安全というとすぐに対策という言葉がくっついてくる。物理的なこと、目に見えることなのでわかりやすい。しかし安心というとつかみどころがない感じがする。文部科学省が言ってるように“個人の主観的な判断に大きく依存するもの”だからだ。しかも信じる、信じないといったあいまいな感情だからだ。
人によって「あぁ、これで安心」というレベルが違うわけだ。100%安全というのはありえないので、したがってこれでいいということはないから、市長も安全・安心のために不断の努力をいたしますと言わざるをえないのだ。このように安全と安心は似て非なるもので、安心というのは文字通り人の心の問題となる。

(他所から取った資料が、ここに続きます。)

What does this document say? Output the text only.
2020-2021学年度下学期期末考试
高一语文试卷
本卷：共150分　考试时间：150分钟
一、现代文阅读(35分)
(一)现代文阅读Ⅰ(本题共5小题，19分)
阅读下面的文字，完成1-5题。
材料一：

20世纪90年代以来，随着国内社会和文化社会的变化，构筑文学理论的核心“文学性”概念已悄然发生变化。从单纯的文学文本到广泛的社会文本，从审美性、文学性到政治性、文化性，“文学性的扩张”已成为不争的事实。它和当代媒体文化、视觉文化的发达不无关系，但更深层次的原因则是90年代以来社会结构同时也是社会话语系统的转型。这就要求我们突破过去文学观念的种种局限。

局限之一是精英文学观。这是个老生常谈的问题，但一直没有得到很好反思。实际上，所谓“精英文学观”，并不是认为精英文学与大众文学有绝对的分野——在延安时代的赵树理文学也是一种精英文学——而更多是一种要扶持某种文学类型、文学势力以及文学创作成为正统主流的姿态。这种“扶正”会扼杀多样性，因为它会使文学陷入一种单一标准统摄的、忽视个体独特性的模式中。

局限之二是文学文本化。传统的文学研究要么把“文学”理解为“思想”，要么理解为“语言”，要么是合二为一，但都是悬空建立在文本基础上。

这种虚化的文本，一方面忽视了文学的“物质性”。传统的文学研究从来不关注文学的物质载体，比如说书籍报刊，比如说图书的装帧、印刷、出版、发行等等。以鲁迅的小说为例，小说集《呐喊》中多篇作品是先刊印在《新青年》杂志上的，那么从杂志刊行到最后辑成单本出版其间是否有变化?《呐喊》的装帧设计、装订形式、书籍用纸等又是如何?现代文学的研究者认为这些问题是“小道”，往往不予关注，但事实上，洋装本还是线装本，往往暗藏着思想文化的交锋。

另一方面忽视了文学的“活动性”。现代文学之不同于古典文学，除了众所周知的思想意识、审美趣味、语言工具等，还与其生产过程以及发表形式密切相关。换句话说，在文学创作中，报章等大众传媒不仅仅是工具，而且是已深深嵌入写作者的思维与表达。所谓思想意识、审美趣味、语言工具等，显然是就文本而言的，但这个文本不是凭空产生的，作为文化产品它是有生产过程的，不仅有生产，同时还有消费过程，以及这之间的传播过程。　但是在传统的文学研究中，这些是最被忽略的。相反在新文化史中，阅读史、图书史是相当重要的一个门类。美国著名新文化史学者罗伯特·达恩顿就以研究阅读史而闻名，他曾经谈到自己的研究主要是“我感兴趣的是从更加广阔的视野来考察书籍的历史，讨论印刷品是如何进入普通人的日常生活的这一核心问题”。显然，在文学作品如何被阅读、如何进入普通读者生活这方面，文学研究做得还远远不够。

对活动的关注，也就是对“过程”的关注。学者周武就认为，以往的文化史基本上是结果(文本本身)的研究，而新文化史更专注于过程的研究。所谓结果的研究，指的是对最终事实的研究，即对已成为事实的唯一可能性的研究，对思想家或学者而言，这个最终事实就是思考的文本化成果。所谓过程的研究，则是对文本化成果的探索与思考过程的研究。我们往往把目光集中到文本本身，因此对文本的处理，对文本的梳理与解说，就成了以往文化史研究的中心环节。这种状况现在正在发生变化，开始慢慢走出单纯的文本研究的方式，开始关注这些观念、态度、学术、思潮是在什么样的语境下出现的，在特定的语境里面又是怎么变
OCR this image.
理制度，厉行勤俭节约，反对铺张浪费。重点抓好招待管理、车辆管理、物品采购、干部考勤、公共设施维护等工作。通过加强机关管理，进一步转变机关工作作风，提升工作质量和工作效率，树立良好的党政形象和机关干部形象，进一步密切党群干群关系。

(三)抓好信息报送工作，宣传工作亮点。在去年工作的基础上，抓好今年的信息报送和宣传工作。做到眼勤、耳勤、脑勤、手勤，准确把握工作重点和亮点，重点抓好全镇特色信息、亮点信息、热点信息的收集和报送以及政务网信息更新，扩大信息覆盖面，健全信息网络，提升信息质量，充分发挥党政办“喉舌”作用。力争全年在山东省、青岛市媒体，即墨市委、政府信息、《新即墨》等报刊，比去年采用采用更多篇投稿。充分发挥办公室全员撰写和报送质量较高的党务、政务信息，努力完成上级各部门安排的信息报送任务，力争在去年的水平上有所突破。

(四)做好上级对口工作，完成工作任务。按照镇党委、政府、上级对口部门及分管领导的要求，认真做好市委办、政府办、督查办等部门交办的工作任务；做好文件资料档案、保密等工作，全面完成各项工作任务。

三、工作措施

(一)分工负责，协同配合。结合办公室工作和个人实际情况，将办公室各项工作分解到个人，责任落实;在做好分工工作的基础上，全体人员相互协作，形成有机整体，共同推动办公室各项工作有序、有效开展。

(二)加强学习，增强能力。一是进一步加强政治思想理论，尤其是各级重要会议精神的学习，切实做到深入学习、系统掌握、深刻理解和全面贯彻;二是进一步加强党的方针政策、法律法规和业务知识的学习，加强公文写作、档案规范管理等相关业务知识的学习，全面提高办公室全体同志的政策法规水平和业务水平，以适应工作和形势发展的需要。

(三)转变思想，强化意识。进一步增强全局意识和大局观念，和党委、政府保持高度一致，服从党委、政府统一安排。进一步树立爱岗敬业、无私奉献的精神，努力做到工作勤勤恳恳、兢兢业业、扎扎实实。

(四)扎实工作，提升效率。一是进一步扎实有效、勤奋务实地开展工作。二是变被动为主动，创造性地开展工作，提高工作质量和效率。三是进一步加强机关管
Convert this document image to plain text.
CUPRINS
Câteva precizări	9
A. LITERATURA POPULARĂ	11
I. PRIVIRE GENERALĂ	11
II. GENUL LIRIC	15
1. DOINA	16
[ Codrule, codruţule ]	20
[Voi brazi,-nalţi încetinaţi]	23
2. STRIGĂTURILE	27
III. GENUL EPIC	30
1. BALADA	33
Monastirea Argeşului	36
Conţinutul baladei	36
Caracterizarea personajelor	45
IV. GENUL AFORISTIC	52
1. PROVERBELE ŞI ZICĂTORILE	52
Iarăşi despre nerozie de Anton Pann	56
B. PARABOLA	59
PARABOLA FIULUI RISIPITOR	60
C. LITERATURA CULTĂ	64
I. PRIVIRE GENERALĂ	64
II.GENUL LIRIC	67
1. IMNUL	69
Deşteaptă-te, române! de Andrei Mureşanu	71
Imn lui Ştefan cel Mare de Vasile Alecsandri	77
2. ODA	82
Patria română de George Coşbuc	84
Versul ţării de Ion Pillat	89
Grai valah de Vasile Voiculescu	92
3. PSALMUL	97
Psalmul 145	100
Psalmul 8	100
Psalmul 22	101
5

市議団で論議をした際に「横須賀市が行ってきたのは安全対策ではなくて安心対策だったのではないか?」という話がでた。これは言い得て妙じゃないかぁ。しかも、この安心対策が成功してないってことだ。今もってね。専門的な原子炉のことは軍事機密、米軍が安全ですというので安全です・・・これじゃ、安心できないしむしろ不安になる。安心というのは周知が前提条件になると思う。できるだけたくさんの情報を詳しく知らせてその中で、市民に判断してもらう、そういう流れがあって、1人1人の市民が安心を得ていく。しかし、こと原子力空母となると、軍事機密があるがゆえに、この前提条件が成り立たない。謎のベールに包まれたまま、そこは触れずにとにかく安全を繰り返す。
つまり、原子力空母の問題ってのは安全・安心の対象に“なじまない”ものなんじゃないのか・・・・?。文部科学省は安心のためには“信頼を醸成することが必要”って言っている。しかし、その信頼は手品のようにひょっと出てくるものではなくて、客観的な根拠の積み上げによってされるものだ。安心とは強いられるものではなくて、繰り返しになるけど、1人1人が自分自身の心で感じるものだ。だから、原子力空母の問題はかなしいかな安全・安心のカテゴリーには入らない気がする。市長は米海軍と信頼関係を結ぶ前に市民との信頼を醸成するべきじゃないのかね。
そういうことを考え出すと、市が行ってきた説明会や防災訓練や米海軍と結んだ防災協定などすべてが茶番に見えてくる。(やっても意味がないと言ってるのではない)
一番安全・安心なのは、いたって簡単、原子力空母の横須賀配備を撤回すること。これが何よりの安全・安心だ。